Managing Senior Members
Some resistance may be offered by some of the experienced executives to a newly-promoted manager. A new manager may feel intimidated when it comes to managing the experienced and seasoned executives, but it commonly occurs because the managers themselves often doubt their own capability when it comes to managing these experienced executives.
It is not expected of a manager to come into this position with all the necessary practice and skills. A manager should be realistic about his staff as well as himself/herself. It is not in the best interest of a new manager to avoid, be ignorant to or control every part of the seasoned players.
In order to win the trust of the veteran executives, a manager must set various goals. A manager must resolve any personal issues with any of the experienced team members as soon as possible.
This will help him to claim the respect of the team members quickly by knowing and maximizing the talents buried within each individual member of the team, including those who live in the delusion that they would not require any aid. Just as the manager has more room for growth and development, the same goes for the top players of the team.
The experience acquired by the seasoned executives in the team can also prove to be one of the most valuable resources. Referring to them before making any decision can eliminate a great deal of trial and error, specifically, if they are good at playing corporate politics and are thus capable on shedding a positive insight on the manager.

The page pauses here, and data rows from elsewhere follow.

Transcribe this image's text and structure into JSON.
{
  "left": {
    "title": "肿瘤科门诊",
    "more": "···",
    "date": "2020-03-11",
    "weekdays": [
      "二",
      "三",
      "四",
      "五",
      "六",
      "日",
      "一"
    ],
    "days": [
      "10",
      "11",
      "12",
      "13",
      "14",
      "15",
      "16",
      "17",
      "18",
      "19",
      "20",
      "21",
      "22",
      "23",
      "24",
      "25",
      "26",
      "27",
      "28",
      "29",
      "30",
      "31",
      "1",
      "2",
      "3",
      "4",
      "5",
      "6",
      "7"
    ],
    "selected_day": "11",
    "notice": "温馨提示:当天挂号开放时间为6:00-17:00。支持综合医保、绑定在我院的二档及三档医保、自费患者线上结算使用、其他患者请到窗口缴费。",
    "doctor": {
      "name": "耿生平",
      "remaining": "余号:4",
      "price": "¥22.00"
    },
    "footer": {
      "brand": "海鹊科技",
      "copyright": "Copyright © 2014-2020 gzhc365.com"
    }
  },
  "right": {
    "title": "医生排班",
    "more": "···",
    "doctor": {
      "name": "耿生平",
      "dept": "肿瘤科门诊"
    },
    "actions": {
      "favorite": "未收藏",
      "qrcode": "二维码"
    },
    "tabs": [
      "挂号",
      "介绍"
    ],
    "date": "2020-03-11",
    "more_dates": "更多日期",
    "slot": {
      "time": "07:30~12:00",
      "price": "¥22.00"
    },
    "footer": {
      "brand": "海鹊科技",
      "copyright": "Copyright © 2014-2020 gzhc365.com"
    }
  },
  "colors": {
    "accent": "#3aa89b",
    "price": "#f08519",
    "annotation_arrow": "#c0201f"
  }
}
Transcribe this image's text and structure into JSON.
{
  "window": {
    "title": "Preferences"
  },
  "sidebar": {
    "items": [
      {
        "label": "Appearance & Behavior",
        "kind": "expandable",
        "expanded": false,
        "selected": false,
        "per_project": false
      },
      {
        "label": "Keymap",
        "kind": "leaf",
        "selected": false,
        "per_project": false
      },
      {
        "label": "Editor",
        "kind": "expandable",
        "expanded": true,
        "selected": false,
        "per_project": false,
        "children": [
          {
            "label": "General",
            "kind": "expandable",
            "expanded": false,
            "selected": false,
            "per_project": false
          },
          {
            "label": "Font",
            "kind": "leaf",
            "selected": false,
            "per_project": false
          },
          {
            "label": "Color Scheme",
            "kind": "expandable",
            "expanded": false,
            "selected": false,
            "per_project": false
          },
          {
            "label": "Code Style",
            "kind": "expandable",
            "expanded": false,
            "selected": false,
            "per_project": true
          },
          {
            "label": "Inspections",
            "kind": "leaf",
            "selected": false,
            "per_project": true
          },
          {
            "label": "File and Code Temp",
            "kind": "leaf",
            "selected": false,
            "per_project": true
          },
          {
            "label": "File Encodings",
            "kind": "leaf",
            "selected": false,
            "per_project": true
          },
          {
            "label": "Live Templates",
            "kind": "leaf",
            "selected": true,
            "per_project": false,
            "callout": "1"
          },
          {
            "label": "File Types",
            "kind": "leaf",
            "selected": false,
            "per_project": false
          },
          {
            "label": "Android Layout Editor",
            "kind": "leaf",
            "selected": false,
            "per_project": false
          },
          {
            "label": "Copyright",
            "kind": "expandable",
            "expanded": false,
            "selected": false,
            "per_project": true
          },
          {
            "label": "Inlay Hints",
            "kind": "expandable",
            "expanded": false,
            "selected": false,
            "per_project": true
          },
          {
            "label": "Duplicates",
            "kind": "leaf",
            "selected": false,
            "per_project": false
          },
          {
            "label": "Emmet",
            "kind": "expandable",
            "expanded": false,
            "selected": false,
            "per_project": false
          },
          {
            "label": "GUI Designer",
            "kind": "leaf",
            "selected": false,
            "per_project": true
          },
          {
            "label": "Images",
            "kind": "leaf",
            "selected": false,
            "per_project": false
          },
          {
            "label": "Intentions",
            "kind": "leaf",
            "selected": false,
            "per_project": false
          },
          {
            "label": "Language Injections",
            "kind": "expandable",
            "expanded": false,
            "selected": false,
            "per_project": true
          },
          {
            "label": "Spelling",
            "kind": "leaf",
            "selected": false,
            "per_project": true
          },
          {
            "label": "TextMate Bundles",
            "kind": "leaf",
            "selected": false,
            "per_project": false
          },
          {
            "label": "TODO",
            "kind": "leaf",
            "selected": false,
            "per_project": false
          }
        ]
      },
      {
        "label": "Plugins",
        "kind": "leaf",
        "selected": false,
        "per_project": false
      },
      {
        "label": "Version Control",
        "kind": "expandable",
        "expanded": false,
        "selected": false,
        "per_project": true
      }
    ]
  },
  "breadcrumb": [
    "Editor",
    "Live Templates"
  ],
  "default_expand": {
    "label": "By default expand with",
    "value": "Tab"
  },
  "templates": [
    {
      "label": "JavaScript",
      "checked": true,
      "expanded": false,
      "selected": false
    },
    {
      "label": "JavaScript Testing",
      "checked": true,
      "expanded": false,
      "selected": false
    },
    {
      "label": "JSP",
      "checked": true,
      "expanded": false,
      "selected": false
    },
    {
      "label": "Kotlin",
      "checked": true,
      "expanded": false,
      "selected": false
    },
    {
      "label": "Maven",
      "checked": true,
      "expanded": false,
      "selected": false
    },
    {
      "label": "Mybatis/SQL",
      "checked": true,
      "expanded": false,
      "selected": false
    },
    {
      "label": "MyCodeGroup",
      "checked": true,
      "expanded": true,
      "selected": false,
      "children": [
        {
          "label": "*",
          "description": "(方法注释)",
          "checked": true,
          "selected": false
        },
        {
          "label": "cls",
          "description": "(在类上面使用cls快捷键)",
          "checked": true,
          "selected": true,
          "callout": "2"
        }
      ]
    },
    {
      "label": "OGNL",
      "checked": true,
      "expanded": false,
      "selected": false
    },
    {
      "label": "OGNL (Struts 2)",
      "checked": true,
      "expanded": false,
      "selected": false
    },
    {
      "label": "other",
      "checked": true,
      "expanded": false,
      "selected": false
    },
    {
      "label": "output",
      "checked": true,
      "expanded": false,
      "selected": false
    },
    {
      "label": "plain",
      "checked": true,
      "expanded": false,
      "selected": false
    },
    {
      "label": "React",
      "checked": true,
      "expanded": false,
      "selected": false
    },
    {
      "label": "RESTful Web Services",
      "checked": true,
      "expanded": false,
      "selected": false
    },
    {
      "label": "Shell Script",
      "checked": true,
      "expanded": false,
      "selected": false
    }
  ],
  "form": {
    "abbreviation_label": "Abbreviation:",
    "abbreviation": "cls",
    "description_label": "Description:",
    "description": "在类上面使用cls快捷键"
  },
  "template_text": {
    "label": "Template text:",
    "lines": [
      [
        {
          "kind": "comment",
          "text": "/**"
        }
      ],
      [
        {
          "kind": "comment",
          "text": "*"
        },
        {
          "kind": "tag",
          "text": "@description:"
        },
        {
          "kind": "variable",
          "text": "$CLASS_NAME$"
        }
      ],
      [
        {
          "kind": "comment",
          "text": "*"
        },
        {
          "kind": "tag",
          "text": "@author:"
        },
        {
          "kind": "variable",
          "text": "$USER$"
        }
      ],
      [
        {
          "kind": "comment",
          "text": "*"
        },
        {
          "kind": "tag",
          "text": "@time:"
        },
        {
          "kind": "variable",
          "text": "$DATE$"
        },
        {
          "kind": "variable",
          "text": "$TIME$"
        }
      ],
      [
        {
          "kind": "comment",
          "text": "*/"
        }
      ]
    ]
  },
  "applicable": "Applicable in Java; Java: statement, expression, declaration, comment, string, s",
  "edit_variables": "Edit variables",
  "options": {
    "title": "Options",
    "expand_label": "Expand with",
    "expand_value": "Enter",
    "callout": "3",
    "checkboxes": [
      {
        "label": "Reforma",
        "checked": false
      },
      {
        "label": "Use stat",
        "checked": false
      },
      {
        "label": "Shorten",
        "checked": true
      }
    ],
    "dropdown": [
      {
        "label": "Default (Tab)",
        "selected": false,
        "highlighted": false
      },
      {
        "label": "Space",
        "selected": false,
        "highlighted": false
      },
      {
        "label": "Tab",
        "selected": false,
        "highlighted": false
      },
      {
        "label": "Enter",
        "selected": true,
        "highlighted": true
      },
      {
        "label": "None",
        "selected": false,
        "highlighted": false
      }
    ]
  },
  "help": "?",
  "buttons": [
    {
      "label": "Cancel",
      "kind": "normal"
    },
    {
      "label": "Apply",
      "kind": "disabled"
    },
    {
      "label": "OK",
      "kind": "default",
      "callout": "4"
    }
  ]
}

One of the most crucial and initial responsibilities of a manager is to maximize the talents of each team member regardless of the level of their experience. A key responsibility of a manager is to help his subordinates in eliminating any disadvantages by guiding and helping them to develop better habits. At this occurrence, the manager may wish to analyze some key areas of pros and cons of each of the members of the team, which they can work on later and eradicate them.